A sturdy evergreen shrub 8 to 12 ft high; shoots glabrous, formidably armed with stiff, three-pronged spines 1 to 11⁄2 in. long, but sometimes quite unarmed; spines grooved on the lower side. Leaves 3⁄4 to 3 in. long, 1⁄2 to 11⁄2 in. wide, oval to oval-oblong, the base cuneate to rounded, the apex abruptly narrowed to a mucro, varying from sparsely spiny-toothed to entire, glabrous, glossy; stalk 1⁄4 in. or less long. Flowers saffron yellow, 3⁄16 in. wide, borne twenty to thirty together densely on glabrous, pendulous racemes 1 to 11⁄2 in. long. Fruit roundish ovoid, 3⁄16 in. long, purple, bloomy; stigma very prominent. Bot. Mag., n.s., t. 139.
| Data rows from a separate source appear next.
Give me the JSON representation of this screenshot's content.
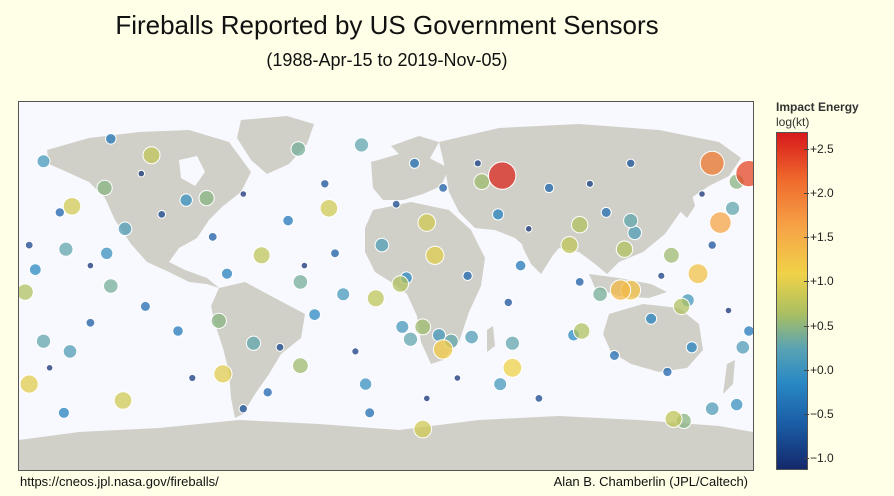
{
  "title": "Fireballs Reported by US Government Sensors",
  "subtitle": "(1988-Apr-15 to 2019-Nov-05)",
  "source": "https://cneos.jpl.nasa.gov/fireballs/",
  "credit": "Alan B. Chamberlin (JPL/Caltech)",
  "colorbar": {
    "title": "Impact Energy",
    "unit": "log(kt)",
    "ticks": [
      "+2.5",
      "+2.0",
      "+1.5",
      "+1.0",
      "+0.5",
      "+0.0",
      "−0.5",
      "−1.0"
    ],
    "range": [
      -1.1,
      2.7
    ]
  },
  "colors": {
    "background": "#fffee6",
    "ocean": "#f8f8ff",
    "land": "#d0d0c8",
    "high_energy": "#d7191c",
    "low_energy": "#13296b"
  },
  "chart_data": {
    "type": "scatter",
    "x_field": "longitude",
    "y_field": "latitude",
    "value_field": "log_energy_kt",
    "xlim": [
      -180,
      180
    ],
    "ylim": [
      -90,
      90
    ],
    "points": [
      {
        "lon": 57,
        "lat": 54,
        "e": 2.6
      },
      {
        "lon": 178,
        "lat": 55,
        "e": 2.4
      },
      {
        "lon": 160,
        "lat": 60,
        "e": 2.0
      },
      {
        "lon": 164,
        "lat": 31,
        "e": 1.6
      },
      {
        "lon": 115,
        "lat": -2,
        "e": 1.4
      },
      {
        "lon": 120,
        "lat": -2,
        "e": 1.3
      },
      {
        "lon": 153,
        "lat": 6,
        "e": 1.3
      },
      {
        "lon": 28,
        "lat": -31,
        "e": 1.2
      },
      {
        "lon": 62,
        "lat": -40,
        "e": 1.1
      },
      {
        "lon": 24,
        "lat": 15,
        "e": 1.0
      },
      {
        "lon": -28,
        "lat": 38,
        "e": 0.9
      },
      {
        "lon": -154,
        "lat": 39,
        "e": 0.9
      },
      {
        "lon": -175,
        "lat": -48,
        "e": 1.0
      },
      {
        "lon": -129,
        "lat": -56,
        "e": 0.9
      },
      {
        "lon": -80,
        "lat": -43,
        "e": 1.0
      },
      {
        "lon": 20,
        "lat": 31,
        "e": 0.9
      },
      {
        "lon": 18,
        "lat": -70,
        "e": 0.9
      },
      {
        "lon": 141,
        "lat": -65,
        "e": 0.8
      },
      {
        "lon": -115,
        "lat": 64,
        "e": 0.8
      },
      {
        "lon": -61,
        "lat": 15,
        "e": 0.8
      },
      {
        "lon": 90,
        "lat": 20,
        "e": 0.8
      },
      {
        "lon": -5,
        "lat": -6,
        "e": 0.8
      },
      {
        "lon": 7,
        "lat": 1,
        "e": 0.7
      },
      {
        "lon": 96,
        "lat": -22,
        "e": 0.7
      },
      {
        "lon": 145,
        "lat": -10,
        "e": 0.7
      },
      {
        "lon": 117,
        "lat": 18,
        "e": 0.7
      },
      {
        "lon": 95,
        "lat": 30,
        "e": 0.7
      },
      {
        "lon": -177,
        "lat": -3,
        "e": 0.7
      },
      {
        "lon": 18,
        "lat": -20,
        "e": 0.6
      },
      {
        "lon": 47,
        "lat": 51,
        "e": 0.6
      },
      {
        "lon": -42,
        "lat": -39,
        "e": 0.6
      },
      {
        "lon": 140,
        "lat": 15,
        "e": 0.6
      },
      {
        "lon": -82,
        "lat": -17,
        "e": 0.5
      },
      {
        "lon": -138,
        "lat": 48,
        "e": 0.5
      },
      {
        "lon": 172,
        "lat": 51,
        "e": 0.5
      },
      {
        "lon": 146,
        "lat": -66,
        "e": 0.5
      },
      {
        "lon": -88,
        "lat": 43,
        "e": 0.5
      },
      {
        "lon": -135,
        "lat": 0,
        "e": 0.4
      },
      {
        "lon": -43,
        "lat": 67,
        "e": 0.4
      },
      {
        "lon": -42,
        "lat": 2,
        "e": 0.4
      },
      {
        "lon": 105,
        "lat": -4,
        "e": 0.4
      },
      {
        "lon": 12,
        "lat": -26,
        "e": 0.3
      },
      {
        "lon": 120,
        "lat": 32,
        "e": 0.3
      },
      {
        "lon": -12,
        "lat": 69,
        "e": 0.3
      },
      {
        "lon": 62,
        "lat": -28,
        "e": 0.3
      },
      {
        "lon": 170,
        "lat": 38,
        "e": 0.3
      },
      {
        "lon": -65,
        "lat": -28,
        "e": 0.3
      },
      {
        "lon": -157,
        "lat": 18,
        "e": 0.3
      },
      {
        "lon": -168,
        "lat": -27,
        "e": 0.3
      },
      {
        "lon": 32,
        "lat": -27,
        "e": 0.3
      },
      {
        "lon": 42,
        "lat": -25,
        "e": 0.2
      },
      {
        "lon": 175,
        "lat": -30,
        "e": 0.2
      },
      {
        "lon": -2,
        "lat": 20,
        "e": 0.2
      },
      {
        "lon": 160,
        "lat": -60,
        "e": 0.2
      },
      {
        "lon": -128,
        "lat": 28,
        "e": 0.2
      },
      {
        "lon": -155,
        "lat": -32,
        "e": 0.2
      },
      {
        "lon": 122,
        "lat": 26,
        "e": 0.2
      },
      {
        "lon": -168,
        "lat": 61,
        "e": 0.1
      },
      {
        "lon": 148,
        "lat": -7,
        "e": 0.1
      },
      {
        "lon": 26,
        "lat": -24,
        "e": 0.1
      },
      {
        "lon": -21,
        "lat": -4,
        "e": 0.1
      },
      {
        "lon": 8,
        "lat": -20,
        "e": 0.1
      },
      {
        "lon": 56,
        "lat": -48,
        "e": 0.1
      },
      {
        "lon": -10,
        "lat": -48,
        "e": 0.0
      },
      {
        "lon": 172,
        "lat": -58,
        "e": 0.0
      },
      {
        "lon": -98,
        "lat": 42,
        "e": 0.0
      },
      {
        "lon": -137,
        "lat": 16,
        "e": 0.0
      },
      {
        "lon": 10,
        "lat": 4,
        "e": -0.1
      },
      {
        "lon": -35,
        "lat": -14,
        "e": -0.1
      },
      {
        "lon": 92,
        "lat": -24,
        "e": -0.1
      },
      {
        "lon": -172,
        "lat": 8,
        "e": -0.1
      },
      {
        "lon": 55,
        "lat": 35,
        "e": -0.2
      },
      {
        "lon": -78,
        "lat": 6,
        "e": -0.2
      },
      {
        "lon": 150,
        "lat": -30,
        "e": -0.2
      },
      {
        "lon": -158,
        "lat": -62,
        "e": -0.2
      },
      {
        "lon": 130,
        "lat": -16,
        "e": -0.2
      },
      {
        "lon": -102,
        "lat": -22,
        "e": -0.3
      },
      {
        "lon": 66,
        "lat": 10,
        "e": -0.3
      },
      {
        "lon": -135,
        "lat": 72,
        "e": -0.3
      },
      {
        "lon": 178,
        "lat": -22,
        "e": -0.3
      },
      {
        "lon": -48,
        "lat": 32,
        "e": -0.3
      },
      {
        "lon": 14,
        "lat": 60,
        "e": -0.4
      },
      {
        "lon": 108,
        "lat": 36,
        "e": -0.4
      },
      {
        "lon": -118,
        "lat": -10,
        "e": -0.4
      },
      {
        "lon": 112,
        "lat": -34,
        "e": -0.4
      },
      {
        "lon": -8,
        "lat": -62,
        "e": -0.4
      },
      {
        "lon": 80,
        "lat": 48,
        "e": -0.5
      },
      {
        "lon": -160,
        "lat": 36,
        "e": -0.5
      },
      {
        "lon": 40,
        "lat": 5,
        "e": -0.5
      },
      {
        "lon": -58,
        "lat": -52,
        "e": -0.5
      },
      {
        "lon": 138,
        "lat": -42,
        "e": -0.5
      },
      {
        "lon": -85,
        "lat": 24,
        "e": -0.6
      },
      {
        "lon": 28,
        "lat": 48,
        "e": -0.6
      },
      {
        "lon": -25,
        "lat": 16,
        "e": -0.6
      },
      {
        "lon": 95,
        "lat": 2,
        "e": -0.6
      },
      {
        "lon": -145,
        "lat": -18,
        "e": -0.6
      },
      {
        "lon": 60,
        "lat": -8,
        "e": -0.7
      },
      {
        "lon": -70,
        "lat": -60,
        "e": -0.7
      },
      {
        "lon": 160,
        "lat": 20,
        "e": -0.7
      },
      {
        "lon": -30,
        "lat": 50,
        "e": -0.7
      },
      {
        "lon": 120,
        "lat": 60,
        "e": -0.7
      },
      {
        "lon": -110,
        "lat": 35,
        "e": -0.8
      },
      {
        "lon": 5,
        "lat": 40,
        "e": -0.8
      },
      {
        "lon": 75,
        "lat": -55,
        "e": -0.8
      },
      {
        "lon": -175,
        "lat": 20,
        "e": -0.8
      },
      {
        "lon": -52,
        "lat": -30,
        "e": -0.8
      },
      {
        "lon": 135,
        "lat": 5,
        "e": -0.9
      },
      {
        "lon": -95,
        "lat": -45,
        "e": -0.9
      },
      {
        "lon": 45,
        "lat": 60,
        "e": -0.9
      },
      {
        "lon": -15,
        "lat": -32,
        "e": -0.9
      },
      {
        "lon": 100,
        "lat": 50,
        "e": -0.9
      },
      {
        "lon": -165,
        "lat": -40,
        "e": -1.0
      },
      {
        "lon": 35,
        "lat": -45,
        "e": -1.0
      },
      {
        "lon": -120,
        "lat": 55,
        "e": -1.0
      },
      {
        "lon": 168,
        "lat": -12,
        "e": -1.0
      },
      {
        "lon": -70,
        "lat": 45,
        "e": -1.0
      },
      {
        "lon": 70,
        "lat": 28,
        "e": -1.0
      },
      {
        "lon": -40,
        "lat": 10,
        "e": -1.0
      },
      {
        "lon": 155,
        "lat": 45,
        "e": -1.0
      },
      {
        "lon": -145,
        "lat": 10,
        "e": -1.0
      },
      {
        "lon": 20,
        "lat": -55,
        "e": -1.0
      }
    ]
  }
}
Native of Chile from Chilian to Valdivia province; described by Philippi in 1856. It was introduced to Kew in 1902, but the present stock is from seed collected by Clarence Elliott and the late Dr Gourlay near Temuco in 1929. Raised from their seed, it flowered in the Cambridge Botanic Garden in 1937 and was given an Award of Merit when shown by Lady Lawrence in 1939. Dr Gourlay had a plant 8 ft high in his garden at Cambridge; cut to the ground in the hard winter of 1946–7, it had by 1950 made a bush 6 ft high and as much wide. It was this plant that provided the material for the figure in the Botanical Magazine. It is very distinct in its usually unarmed, thick, leathery leaves and altogether a handsome evergreen that should be more widely grown.
This species is hardy at Kew. There is a good specimen near the Berberis Dell, by the walk leading from the Victoria Gate to the Lion Gate.